In the time since the shuffle, there has been a seemingly endless stream of bozo eruptions. A couple of examples include new Minister of Justice and Attorney General, Arif Virani, stating “I think that empirically it’s unlikely’ Canada is becoming less safe.” This is despite the fact that under the Liberals’ watch, violent crime is up 39% and murders are up 43%. Gang-related homicides are up 108% and violent gun crime is up 101%. Another is former Ag Minister and new Revenue Minister Marie-Claude Bibeau stating in French that she calls the CRA “the ministry of wealth redistribution.” A shocking Freudian slip from a Minister that demonstrated for 4 years a level of incompetence in the agriculture ministry that it almost defies the imagination.

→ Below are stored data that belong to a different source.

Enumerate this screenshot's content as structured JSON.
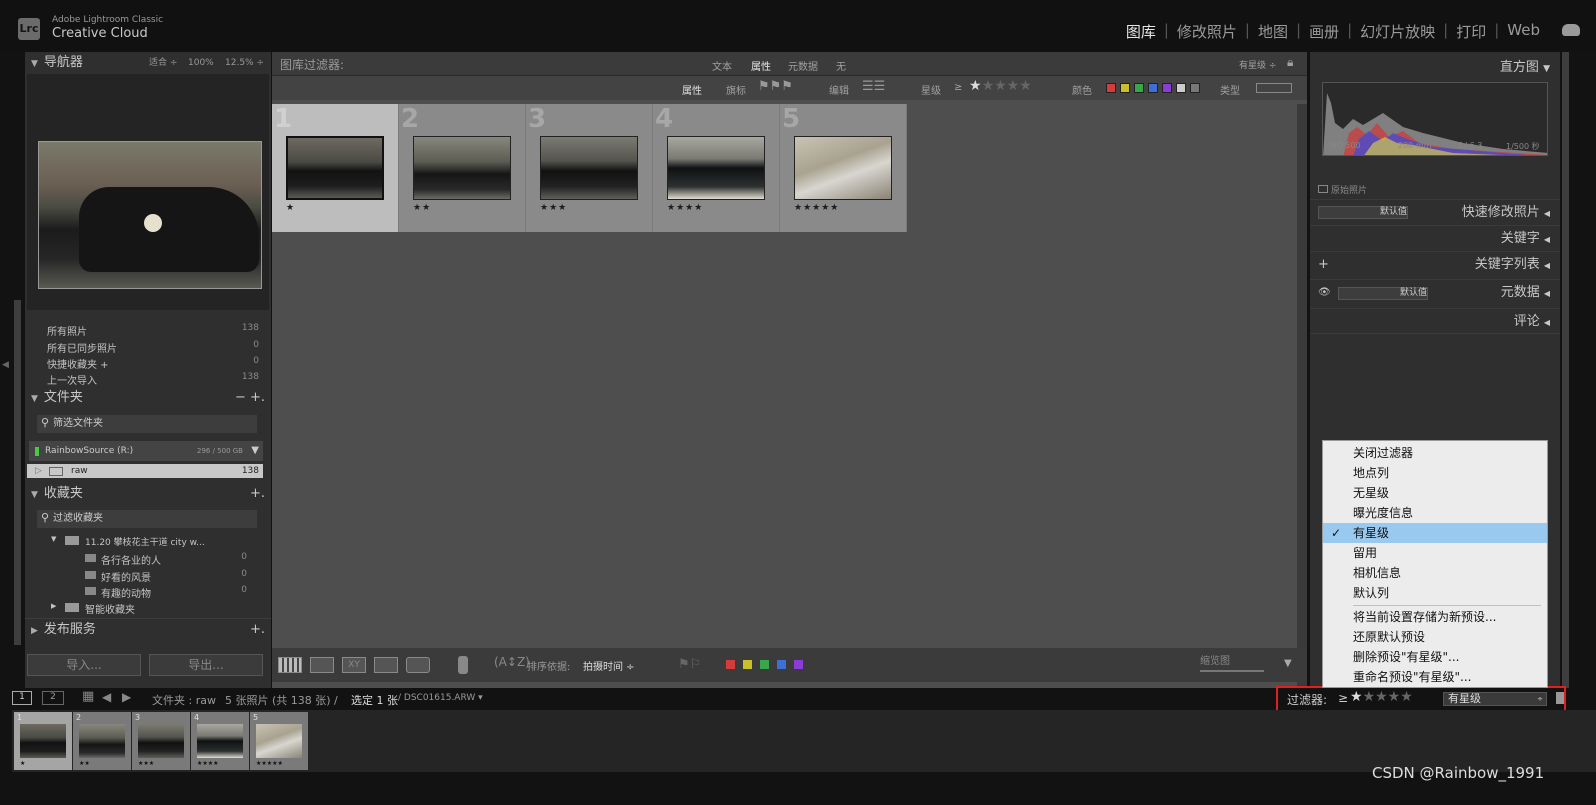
{
  "app": {
    "logo": "Lrc",
    "line1": "Adobe Lightroom Classic",
    "line2": "Creative Cloud"
  },
  "modules": [
    {
      "label": "图库",
      "active": true
    },
    {
      "label": "修改照片"
    },
    {
      "label": "地图"
    },
    {
      "label": "画册"
    },
    {
      "label": "幻灯片放映"
    },
    {
      "label": "打印"
    },
    {
      "label": "Web"
    }
  ],
  "navigator": {
    "title": "导航器",
    "fit": "适合 ÷",
    "z100": "100%",
    "z125": "12.5% ÷"
  },
  "catalog": {
    "rows": [
      {
        "label": "所有照片",
        "count": "138"
      },
      {
        "label": "所有已同步照片",
        "count": "0"
      },
      {
        "label": "快捷收藏夹 +",
        "count": "0"
      },
      {
        "label": "上一次导入",
        "count": "138"
      }
    ]
  },
  "folders": {
    "title": "文件夹",
    "actions": "− +.",
    "search": "筛选文件夹",
    "volume": "RainbowSource (R:)",
    "volume_size": "296 / 500 GB",
    "folder": "raw",
    "folder_count": "138"
  },
  "collections": {
    "title": "收藏夹",
    "action": "+.",
    "search": "过滤收藏夹",
    "set": "11.20 攀枝花主干道 city w...",
    "items": [
      {
        "label": "各行各业的人",
        "count": "0"
      },
      {
        "label": "好看的风景",
        "count": "0"
      },
      {
        "label": "有趣的动物",
        "count": "0"
      }
    ],
    "smart": "智能收藏夹"
  },
  "publish": {
    "title": "发布服务",
    "action": "+."
  },
  "buttons": {
    "import": "导入...",
    "export": "导出..."
  },
  "filterbar": {
    "title": "图库过滤器:",
    "tabs": [
      "文本",
      "属性",
      "元数据",
      "无"
    ],
    "active_tab": "属性",
    "preset": "有星级 ÷"
  },
  "attrbar": {
    "attr": "属性",
    "flag": "旗标",
    "edit": "编辑",
    "rating": "星级",
    "gte": "≥",
    "color": "颜色",
    "type": "类型"
  },
  "grid": [
    {
      "num": "1",
      "stars": "★"
    },
    {
      "num": "2",
      "stars": "★★"
    },
    {
      "num": "3",
      "stars": "★★★"
    },
    {
      "num": "4",
      "stars": "★★★★"
    },
    {
      "num": "5",
      "stars": "★★★★★"
    }
  ],
  "toolbar": {
    "sort_label": "排序依据:",
    "sort_value": "拍摄时间 ÷",
    "thumb_label": "缩览图"
  },
  "histogram": {
    "title": "直方图",
    "iso": "ISO 500",
    "focal": "200 mm",
    "aperture": "f / 6.3",
    "shutter": "1/500 秒",
    "original": "原始照片"
  },
  "right": {
    "preset": "默认值",
    "quick": "快速修改照片",
    "keywording": "关键字",
    "keyword_list": "关键字列表",
    "metadata_preset": "默认值",
    "metadata": "元数据",
    "comments": "评论"
  },
  "status": {
    "p1": "1",
    "p2": "2",
    "path": "文件夹 : raw",
    "count": "5 张照片 (共 138 张) /",
    "selected": "选定 1 张",
    "file": "/ DSC01615.ARW ▾",
    "filter_label": "过滤器:",
    "filter_gte": "≥",
    "filter_stars": "★★★★★",
    "filter_value": "有星级"
  },
  "menu": {
    "items": [
      "关闭过滤器",
      "地点列",
      "无星级",
      "曝光度信息",
      "有星级",
      "留用",
      "相机信息",
      "默认列"
    ],
    "checked": "有星级",
    "items2": [
      "将当前设置存储为新预设...",
      "还原默认预设",
      "删除预设\"有星级\"...",
      "重命名预设\"有星级\"..."
    ]
  },
  "filmstrip": [
    {
      "num": "1",
      "stars": "★"
    },
    {
      "num": "2",
      "stars": "★★"
    },
    {
      "num": "3",
      "stars": "★★★"
    },
    {
      "num": "4",
      "stars": "★★★★"
    },
    {
      "num": "5",
      "stars": "★★★★★"
    }
  ],
  "watermark": "CSDN @Rainbow_1991",
  "colors": {
    "highlight": "#99c9ef",
    "annotation": "#e02020",
    "red": "#d43b3b",
    "yellow": "#c9c02a",
    "green": "#3aa64a",
    "blue": "#3d6fd6",
    "purple": "#8a3dd6"
  }
}
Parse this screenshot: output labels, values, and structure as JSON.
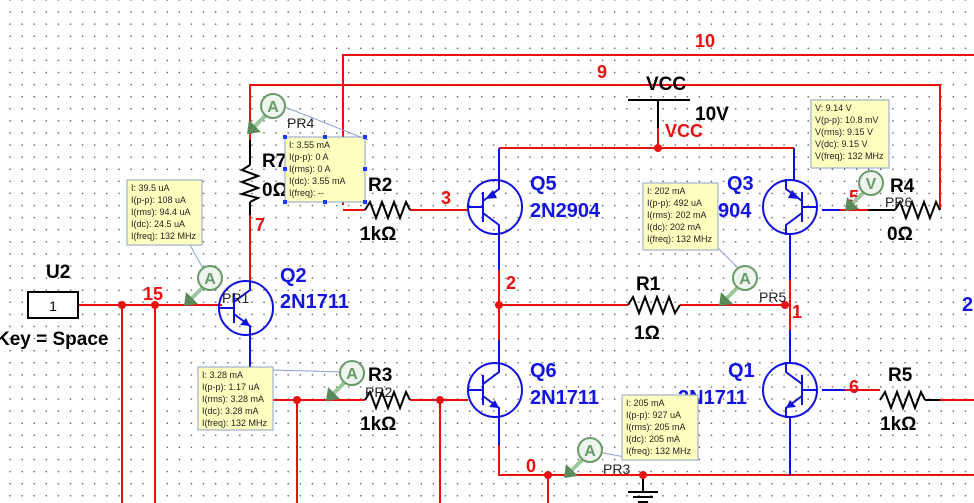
{
  "nets": {
    "n10": "10",
    "n9": "9",
    "n3": "3",
    "n7": "7",
    "n15": "15",
    "n2": "2",
    "n1": "1",
    "n5": "5",
    "n6": "6",
    "n0": "0",
    "n2_right": "2"
  },
  "power": {
    "name": "VCC",
    "value": "10V",
    "net_label": "VCC"
  },
  "source": {
    "ref": "U2",
    "value": "1",
    "key": "Key = Space"
  },
  "resistors": {
    "r7": {
      "ref": "R7",
      "value": "0Ω"
    },
    "r2": {
      "ref": "R2",
      "value": "1kΩ"
    },
    "r1": {
      "ref": "R1",
      "value": "1Ω"
    },
    "r3": {
      "ref": "R3",
      "value": "1kΩ"
    },
    "r4": {
      "ref": "R4",
      "value": "0Ω"
    },
    "r5": {
      "ref": "R5",
      "value": "1kΩ"
    }
  },
  "transistors": {
    "q5": {
      "ref": "Q5",
      "model": "2N2904"
    },
    "q3": {
      "ref": "Q3",
      "model": "904"
    },
    "q2": {
      "ref": "Q2",
      "model": "2N1711"
    },
    "q6": {
      "ref": "Q6",
      "model": "2N1711"
    },
    "q1": {
      "ref": "Q1",
      "model": "2N1711"
    }
  },
  "probes": {
    "pr4": {
      "label": "PR4",
      "type": "A",
      "readings": [
        "I: 3.55 mA",
        "I(p-p): 0 A",
        "I(rms): 0 A",
        "I(dc): 3.55 mA",
        "I(freq): --"
      ]
    },
    "pr1": {
      "label": "PR1",
      "type": "A",
      "readings": [
        "I: 39.5 uA",
        "I(p-p): 108 uA",
        "I(rms): 94.4 uA",
        "I(dc): 24.5 uA",
        "I(freq): 132 MHz"
      ]
    },
    "pr5": {
      "label": "PR5",
      "type": "A",
      "readings": [
        "I: 202 mA",
        "I(p-p): 492 uA",
        "I(rms): 202 mA",
        "I(dc): 202 mA",
        "I(freq): 132 MHz"
      ]
    },
    "pr6": {
      "label": "PR6",
      "type": "V",
      "readings": [
        "V: 9.14 V",
        "V(p-p): 10.8 mV",
        "V(rms): 9.15 V",
        "V(dc): 9.15 V",
        "V(freq): 132 MHz"
      ]
    },
    "pr2": {
      "label": "PR2",
      "type": "A",
      "readings": [
        "I: 3.28 mA",
        "I(p-p): 1.17 uA",
        "I(rms): 3.28 mA",
        "I(dc): 3.28 mA",
        "I(freq): 132 MHz"
      ]
    },
    "pr3": {
      "label": "PR3",
      "type": "A",
      "readings": [
        "I: 205 mA",
        "I(p-p): 927 uA",
        "I(rms): 205 mA",
        "I(dc): 205 mA",
        "I(freq): 132 MHz"
      ]
    }
  },
  "colors": {
    "wire": "#e81010",
    "component": "#1010e0",
    "probe_box": "#ffffc0",
    "probe": "#6a9a6a"
  }
}
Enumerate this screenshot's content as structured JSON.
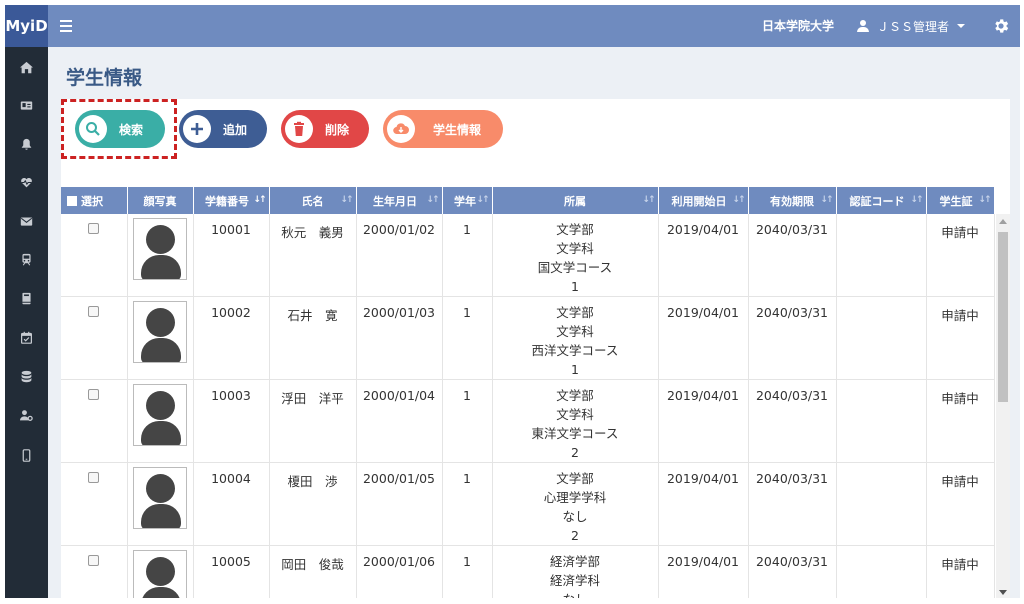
{
  "topbar": {
    "brand": "MyiD",
    "organization": "日本学院大学",
    "user": "ＪＳＳ管理者"
  },
  "page": {
    "title": "学生情報"
  },
  "actions": {
    "search": "検索",
    "add": "追加",
    "delete": "削除",
    "student_info": "学生情報"
  },
  "table": {
    "headers": {
      "select": "選択",
      "photo": "顔写真",
      "student_id": "学籍番号",
      "name": "氏名",
      "birthdate": "生年月日",
      "grade": "学年",
      "affiliation": "所属",
      "start_date": "利用開始日",
      "expiry": "有効期限",
      "auth_code": "認証コード",
      "student_card": "学生証"
    },
    "rows": [
      {
        "id": "10001",
        "name": "秋元　義男",
        "birth": "2000/01/02",
        "grade": "1",
        "aff1": "文学部",
        "aff2": "文学科",
        "aff3": "国文学コース",
        "aff4": "1",
        "start": "2019/04/01",
        "expiry": "2040/03/31",
        "code": "",
        "card": "申請中"
      },
      {
        "id": "10002",
        "name": "石井　寛",
        "birth": "2000/01/03",
        "grade": "1",
        "aff1": "文学部",
        "aff2": "文学科",
        "aff3": "西洋文学コース",
        "aff4": "1",
        "start": "2019/04/01",
        "expiry": "2040/03/31",
        "code": "",
        "card": "申請中"
      },
      {
        "id": "10003",
        "name": "浮田　洋平",
        "birth": "2000/01/04",
        "grade": "1",
        "aff1": "文学部",
        "aff2": "文学科",
        "aff3": "東洋文学コース",
        "aff4": "2",
        "start": "2019/04/01",
        "expiry": "2040/03/31",
        "code": "",
        "card": "申請中"
      },
      {
        "id": "10004",
        "name": "榎田　渉",
        "birth": "2000/01/05",
        "grade": "1",
        "aff1": "文学部",
        "aff2": "心理学学科",
        "aff3": "なし",
        "aff4": "2",
        "start": "2019/04/01",
        "expiry": "2040/03/31",
        "code": "",
        "card": "申請中"
      },
      {
        "id": "10005",
        "name": "岡田　俊哉",
        "birth": "2000/01/06",
        "grade": "1",
        "aff1": "経済学部",
        "aff2": "経済学科",
        "aff3": "なし",
        "aff4": "",
        "start": "2019/04/01",
        "expiry": "2040/03/31",
        "code": "",
        "card": "申請中"
      }
    ]
  },
  "colors": {
    "topbar": "#6f8bbf",
    "brand": "#3b5998",
    "sidebar": "#222c37",
    "search": "#3aaea6",
    "add": "#3e5d94",
    "delete": "#e14747",
    "info": "#f88b6a",
    "highlight": "#cc2222"
  },
  "sidebar": {
    "icons": [
      "home-icon",
      "id-card-icon",
      "bell-icon",
      "heartbeat-icon",
      "envelope-icon",
      "train-icon",
      "book-icon",
      "calendar-check-icon",
      "database-icon",
      "user-settings-icon",
      "mobile-icon"
    ]
  }
}
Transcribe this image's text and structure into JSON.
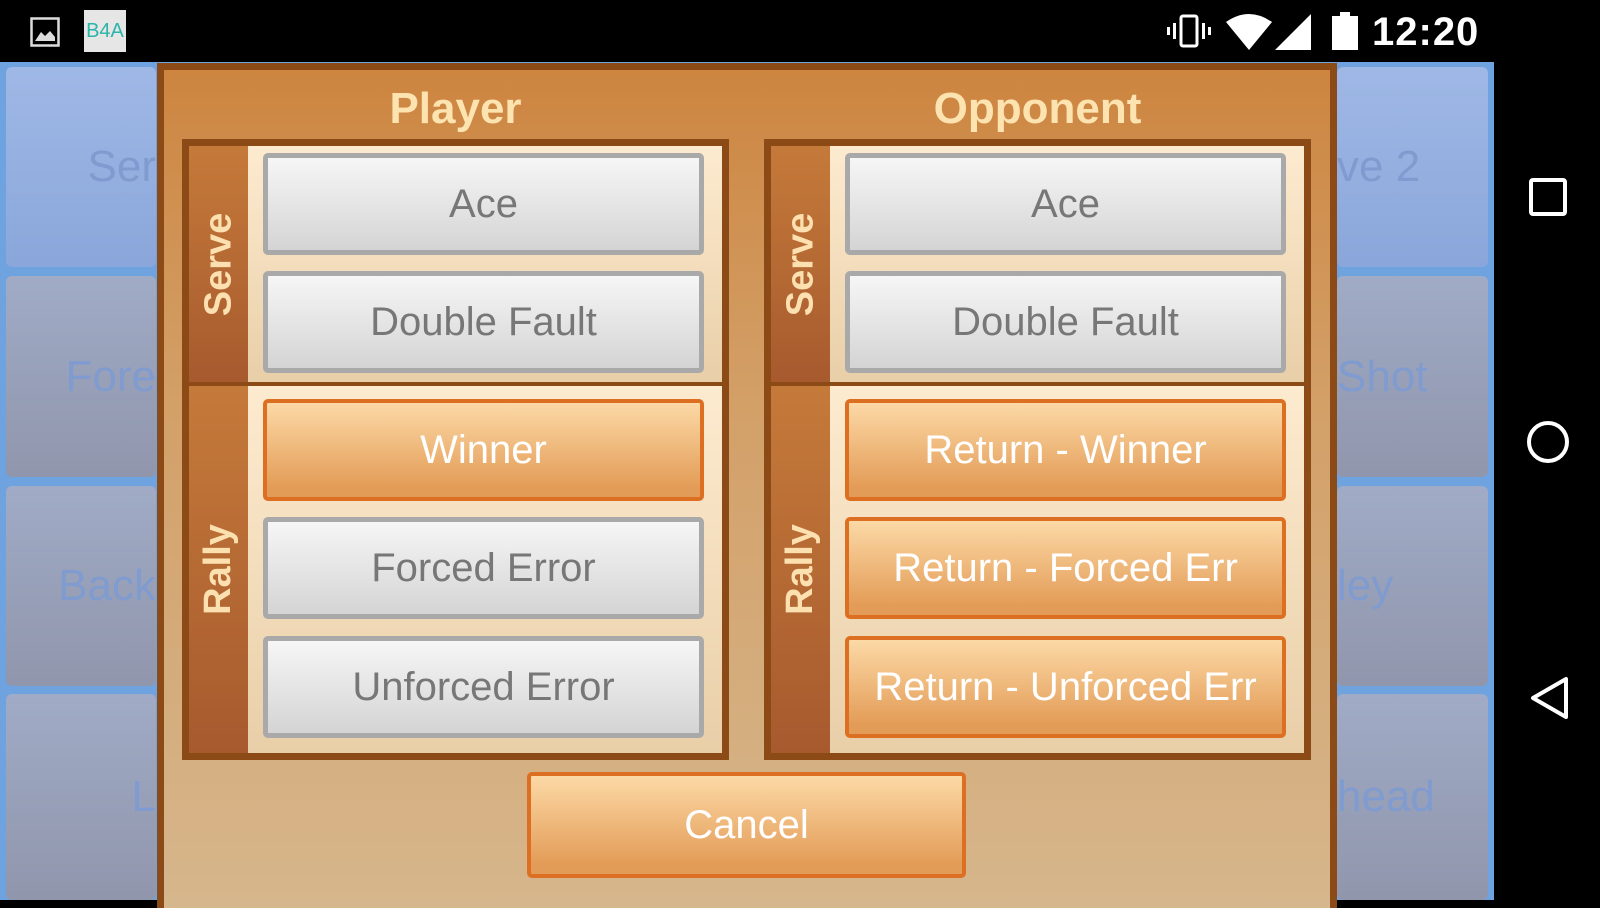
{
  "status_bar": {
    "time": "12:20",
    "app_badge": "B4A",
    "icons": [
      "image-icon",
      "b4a-app-icon",
      "vibrate-icon",
      "wifi-icon",
      "signal-icon",
      "battery-icon"
    ]
  },
  "nav_bar": {
    "icons": [
      "recents-square-icon",
      "home-circle-icon",
      "back-triangle-icon"
    ]
  },
  "background_tiles": {
    "left": [
      "Ser",
      "Fore",
      "Back",
      "L"
    ],
    "right": [
      "ve 2",
      "Shot",
      "ley",
      "head"
    ]
  },
  "dialog": {
    "player": {
      "title": "Player",
      "serve_label": "Serve",
      "rally_label": "Rally",
      "serve_buttons": [
        "Ace",
        "Double Fault"
      ],
      "rally_buttons": [
        "Winner",
        "Forced Error",
        "Unforced Error"
      ]
    },
    "opponent": {
      "title": "Opponent",
      "serve_label": "Serve",
      "rally_label": "Rally",
      "serve_buttons": [
        "Ace",
        "Double Fault"
      ],
      "rally_buttons": [
        "Return - Winner",
        "Return - Forced Err",
        "Return - Unforced Err"
      ]
    },
    "cancel_label": "Cancel"
  },
  "colors": {
    "dialog_border": "#8c4a17",
    "title": "#fde3b0",
    "orange_button_border": "#dc6f22",
    "background_blue": "#6fa3e0"
  }
}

There have been others, but most notably, two profiles that didn’t change; the first was of the Prime Minister himself who, after spending much of the last number of years, and boasting often about the nearly one-hundred billion dollars he spent on the subject, that housing policy isn’t his responsibility. This was a couple of days after the Prime Minister suggested the division we are seeing in Canada is not his fault. The second was the Deputy Prime Minister and Minister of Finance Chrystia Freeland who recently mused about how Canadians should be making different choices to alleviate the impact of the carbon tax. She shared this at press conference on Prince Edward Island, which doesn’t have a subway, that she doesn’t own a car and simply rides her bike and takes the subway. The tragedy is she failed to mention that, as a Minister, she is provided with a car and driver, and has billed taxpayers tens of thousands of dollars to be chauffeured around Toronto, not to mention elsewhere she travels around the world. It is these sorts of out of touch outbursts that show the disconnect that exists between the Liberals and regular Canadians.

Many of the faces have changed, but the problems remain. It’s time for better, and Conservatives are ready to demonstrate Canada can work for Canadians. Until the next election, Canada’s Conservatives and I will continue to work to ensure Canadians’ voices are heard and good governance is brought to Canada. In the coming weeks, Conservatives will be calling for committees to return to work to demand action and answers from new Ministers. Then, when Parliament returns, we will be tireless in our work, and each and every day until the next election, and that we work to bring common sense back to Canada.